Quand les avocats de diffamation sabotent la protection des journalistes

La Society of Media Lawyers a mené un lobbying intensif pour tuer dans l'œuf toute législation anti-SLAPP au Royaume-Uni, protégeant ainsi le juteux business des procès-bâillons.

26 mai 2026
Quand les avocats de diffamation sabotent la protection des journalistes
Top libel lawyers ‘killed off’ legislation to protect public interest reporting
Claimant lawyers argued SLAPP debate is based on “misleading narrative”.

L'enquête révèle un mécanisme de capture réglementaire particulièrement efficace. La Society of Media Lawyers, qui regroupe des cabinets spécialisés comme Mishcon de Reya et Carter-Ruck, a organisé des réunions privées avec les gouvernements conservateur et travailliste pour convaincre que le problème des SLAPP était « exagéré par les médias ». Leur stratégie : se présenter comme les défenseurs de l'accès à la justice face à une presse qui voudrait « avoir carte blanche ». Le résultat est net : aucune mention de législation anti-SLAPP dans le discours du trône de 2024, malgré le soutien transpartisan et les appels répétés des éditeurs.
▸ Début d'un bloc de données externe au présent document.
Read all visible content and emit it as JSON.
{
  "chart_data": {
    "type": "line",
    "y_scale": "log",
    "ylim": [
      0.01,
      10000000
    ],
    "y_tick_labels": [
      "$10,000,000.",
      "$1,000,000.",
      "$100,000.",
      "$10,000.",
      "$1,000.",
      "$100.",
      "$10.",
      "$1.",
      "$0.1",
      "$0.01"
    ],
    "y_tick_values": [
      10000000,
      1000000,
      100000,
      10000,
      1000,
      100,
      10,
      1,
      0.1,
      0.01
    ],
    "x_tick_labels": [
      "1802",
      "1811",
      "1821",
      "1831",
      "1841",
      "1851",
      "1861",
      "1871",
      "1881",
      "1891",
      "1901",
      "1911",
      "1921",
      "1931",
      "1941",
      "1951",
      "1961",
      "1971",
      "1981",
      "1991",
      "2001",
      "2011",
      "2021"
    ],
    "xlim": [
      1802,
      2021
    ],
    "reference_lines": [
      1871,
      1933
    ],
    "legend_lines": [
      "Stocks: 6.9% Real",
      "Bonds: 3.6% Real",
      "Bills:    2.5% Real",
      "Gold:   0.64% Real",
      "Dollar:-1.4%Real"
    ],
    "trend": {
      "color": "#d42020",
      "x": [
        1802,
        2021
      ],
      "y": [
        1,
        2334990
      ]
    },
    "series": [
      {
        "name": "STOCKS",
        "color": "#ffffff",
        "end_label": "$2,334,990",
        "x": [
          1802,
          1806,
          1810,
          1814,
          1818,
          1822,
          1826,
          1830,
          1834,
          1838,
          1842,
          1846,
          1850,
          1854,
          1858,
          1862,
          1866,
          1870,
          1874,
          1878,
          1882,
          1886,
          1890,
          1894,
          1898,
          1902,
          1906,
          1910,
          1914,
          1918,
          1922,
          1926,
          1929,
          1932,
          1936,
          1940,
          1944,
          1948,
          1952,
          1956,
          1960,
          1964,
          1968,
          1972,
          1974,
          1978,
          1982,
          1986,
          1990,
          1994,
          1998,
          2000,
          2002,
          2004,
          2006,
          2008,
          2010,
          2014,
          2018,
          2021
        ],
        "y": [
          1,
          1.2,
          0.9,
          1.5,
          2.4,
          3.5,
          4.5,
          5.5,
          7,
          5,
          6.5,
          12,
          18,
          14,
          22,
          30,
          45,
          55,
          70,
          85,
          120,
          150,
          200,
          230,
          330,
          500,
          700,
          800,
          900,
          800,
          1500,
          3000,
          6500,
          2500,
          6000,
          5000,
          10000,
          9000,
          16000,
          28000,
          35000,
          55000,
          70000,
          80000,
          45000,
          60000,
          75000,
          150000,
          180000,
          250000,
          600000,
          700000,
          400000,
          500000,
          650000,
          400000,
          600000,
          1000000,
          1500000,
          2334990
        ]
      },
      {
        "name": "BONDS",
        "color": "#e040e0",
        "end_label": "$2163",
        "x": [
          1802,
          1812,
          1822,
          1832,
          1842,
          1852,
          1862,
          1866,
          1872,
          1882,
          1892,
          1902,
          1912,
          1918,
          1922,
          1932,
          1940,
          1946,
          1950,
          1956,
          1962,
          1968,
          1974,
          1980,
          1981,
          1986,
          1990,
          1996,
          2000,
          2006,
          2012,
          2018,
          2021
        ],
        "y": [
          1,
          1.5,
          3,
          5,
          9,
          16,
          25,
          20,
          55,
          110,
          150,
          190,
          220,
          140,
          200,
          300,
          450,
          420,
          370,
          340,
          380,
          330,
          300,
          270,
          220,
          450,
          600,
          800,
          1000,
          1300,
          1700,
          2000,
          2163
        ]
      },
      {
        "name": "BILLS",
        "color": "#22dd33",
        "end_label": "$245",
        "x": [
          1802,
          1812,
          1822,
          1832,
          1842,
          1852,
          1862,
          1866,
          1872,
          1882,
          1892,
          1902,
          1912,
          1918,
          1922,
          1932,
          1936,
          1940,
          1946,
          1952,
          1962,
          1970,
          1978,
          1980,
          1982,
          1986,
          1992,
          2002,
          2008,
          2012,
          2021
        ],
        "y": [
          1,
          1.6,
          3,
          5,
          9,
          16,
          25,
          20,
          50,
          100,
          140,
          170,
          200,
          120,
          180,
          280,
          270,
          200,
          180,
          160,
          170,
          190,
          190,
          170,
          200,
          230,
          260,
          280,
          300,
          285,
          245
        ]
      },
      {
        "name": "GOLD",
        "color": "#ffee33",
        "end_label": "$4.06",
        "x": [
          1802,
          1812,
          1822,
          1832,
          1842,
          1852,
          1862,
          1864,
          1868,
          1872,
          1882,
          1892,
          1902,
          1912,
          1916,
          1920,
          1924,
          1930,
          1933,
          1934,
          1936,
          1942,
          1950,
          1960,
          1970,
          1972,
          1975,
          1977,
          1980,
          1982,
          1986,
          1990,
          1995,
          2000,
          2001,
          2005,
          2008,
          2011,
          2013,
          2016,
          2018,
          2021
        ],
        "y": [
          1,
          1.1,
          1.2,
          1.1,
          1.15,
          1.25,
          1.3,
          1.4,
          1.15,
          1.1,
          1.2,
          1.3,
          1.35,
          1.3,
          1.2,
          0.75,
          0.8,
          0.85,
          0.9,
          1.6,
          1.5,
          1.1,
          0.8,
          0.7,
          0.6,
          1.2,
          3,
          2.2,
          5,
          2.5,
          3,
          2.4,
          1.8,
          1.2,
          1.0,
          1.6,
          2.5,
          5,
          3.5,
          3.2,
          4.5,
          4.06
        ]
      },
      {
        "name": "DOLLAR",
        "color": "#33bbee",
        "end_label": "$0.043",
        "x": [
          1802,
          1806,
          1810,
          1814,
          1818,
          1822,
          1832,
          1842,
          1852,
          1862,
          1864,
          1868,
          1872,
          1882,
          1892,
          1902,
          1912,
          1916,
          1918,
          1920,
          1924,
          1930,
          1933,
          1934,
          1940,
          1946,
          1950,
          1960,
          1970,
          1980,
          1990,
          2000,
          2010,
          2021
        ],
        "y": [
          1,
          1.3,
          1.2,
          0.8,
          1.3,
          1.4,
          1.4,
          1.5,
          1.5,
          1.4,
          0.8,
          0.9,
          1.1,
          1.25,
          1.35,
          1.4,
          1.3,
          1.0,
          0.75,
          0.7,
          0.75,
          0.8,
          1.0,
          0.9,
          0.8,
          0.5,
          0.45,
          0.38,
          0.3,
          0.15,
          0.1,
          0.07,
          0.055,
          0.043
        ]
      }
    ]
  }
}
"Il est clair que la Society of Media Lawyers a mené une campagne de lobbying persistante pour tuer toute perspective de législation sensée qui pourrait menacer le racket lucratif du Royaume-Uni en matière de guerre juridique diffamatoire."

— Charlotte Leslie, Ancienne députée conservatrice

Charlotte Leslie, ancienne députée conservatrice, résume : « Il est clair que la Society of Media Lawyers a mené une campagne de lobbying persistante pour tuer toute perspective de législation sensée qui pourrait menacer le racket lucratif du Royaume-Uni en matière de guerre juridique diffamatoire. » L'asymétrie est parfaite : ceux qui profitent du système actuel ont l'oreille du pouvoir, ceux qui en souffrent restent dans l'antichambre.

Points de vigilance

Risque de polarisation excessive du débat entre « liberté totale de la presse » et « accès à la justice ». La solution réside probablement dans une procédure rapide et peu coûteuse pour distinguer les vraies plaintes des procès-bâillons.

Et maintenant ?

  • 🤘 Créer une coalition éditeurs-juristes pour contrer le lobbying des cabinets

Fédérer les éditeurs nationaux avec des juristes spécialisés en défense pour produire des contre-propositions techniques détaillées. L'objectif : neutraliser l'argument « vous ne comprenez pas les subtilités juridiques » en apportant une expertise équivalente mais orientée protection du journalisme.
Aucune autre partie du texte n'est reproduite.